1) Use Unity's 2D skinned mesh.  So, you create a shape with bones and weights, same as with a 3D workflow.  This was a pain to set up, and also I couldn't get it stable, since whenever the internal balls got into a weird position, it would completely glitch out.  I award this 0 melvins.

2) Use Unity's 2D Sprite Shape Renderer/Controller.  Even though it's meant to be used with 2D tiled backgrounds, this worked way better.  You update a bezier curve every frame, and Unity draws an edge around it and fills the interior with a sprite graphic, which is exactly what I wanted.  Thanks to this YouTube video for the idea and basic implementation, 10 out of 10 melvins.

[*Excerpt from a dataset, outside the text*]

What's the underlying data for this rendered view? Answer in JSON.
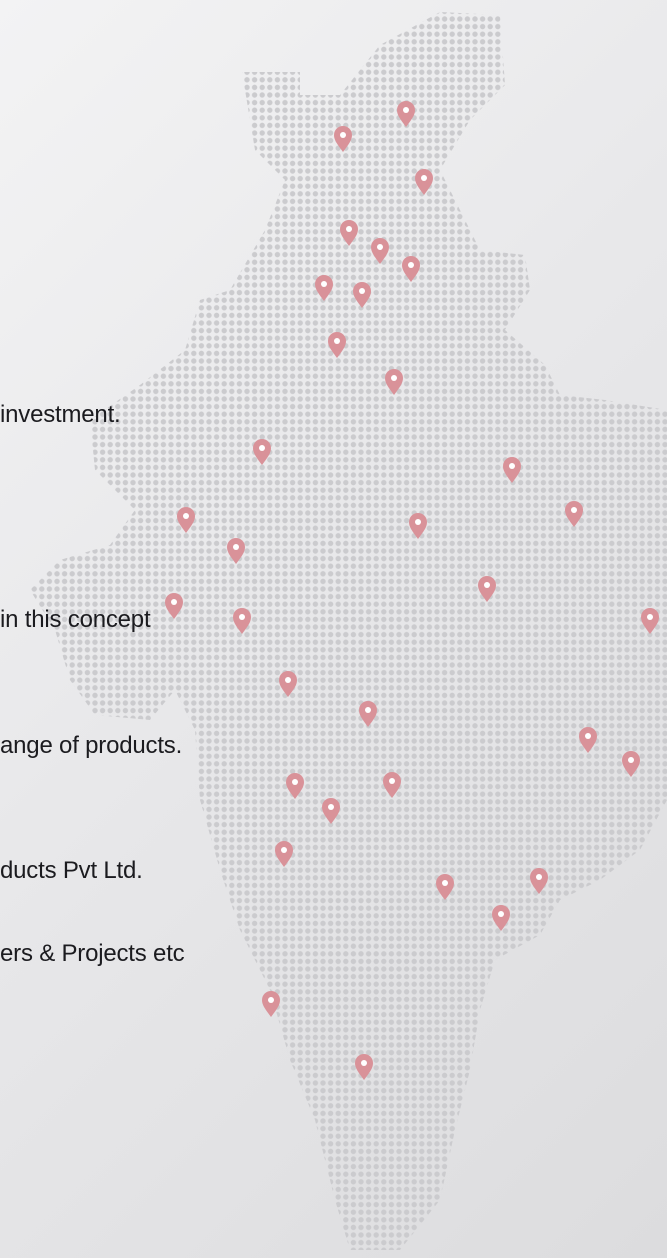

Each of the outer circles is jointed to the inner one, and its immediate neighbors, using spring joints, so they are all trying to keep the circle shape, but with a bit of squish.  For moving and jumping, I keep track of whenever one of the outer balls is in contact with the ground.  When the player presses jump or move, only the balls that are touching the ground have some forces applied, so if you time it right you get a bit more of a jump after a good squish.

The background is made of random colliders that have a world-space shader applied, so it looks like one solid object even though it's really a bunch of overlapping rectangles.  That let me quickly move things around and experiment with different level designs.

Unfortunately I did not have anyone to playtest with this time around, so the game didn't actually get played properly by two people until well after the jam.  I think the balance actually came out okay for the most part.  If I had been able to playtest, I think I would have made the antigravity movement faster and more fun, since it's a bit painfully slow.  I don't remember what I was thinking...I do remember I wanted to have little arms and legs come out of the players so it looked like they were crawling around weirdly.

But then, there were about 100 ideas that I didn't have time to do - such is the way of the game jam.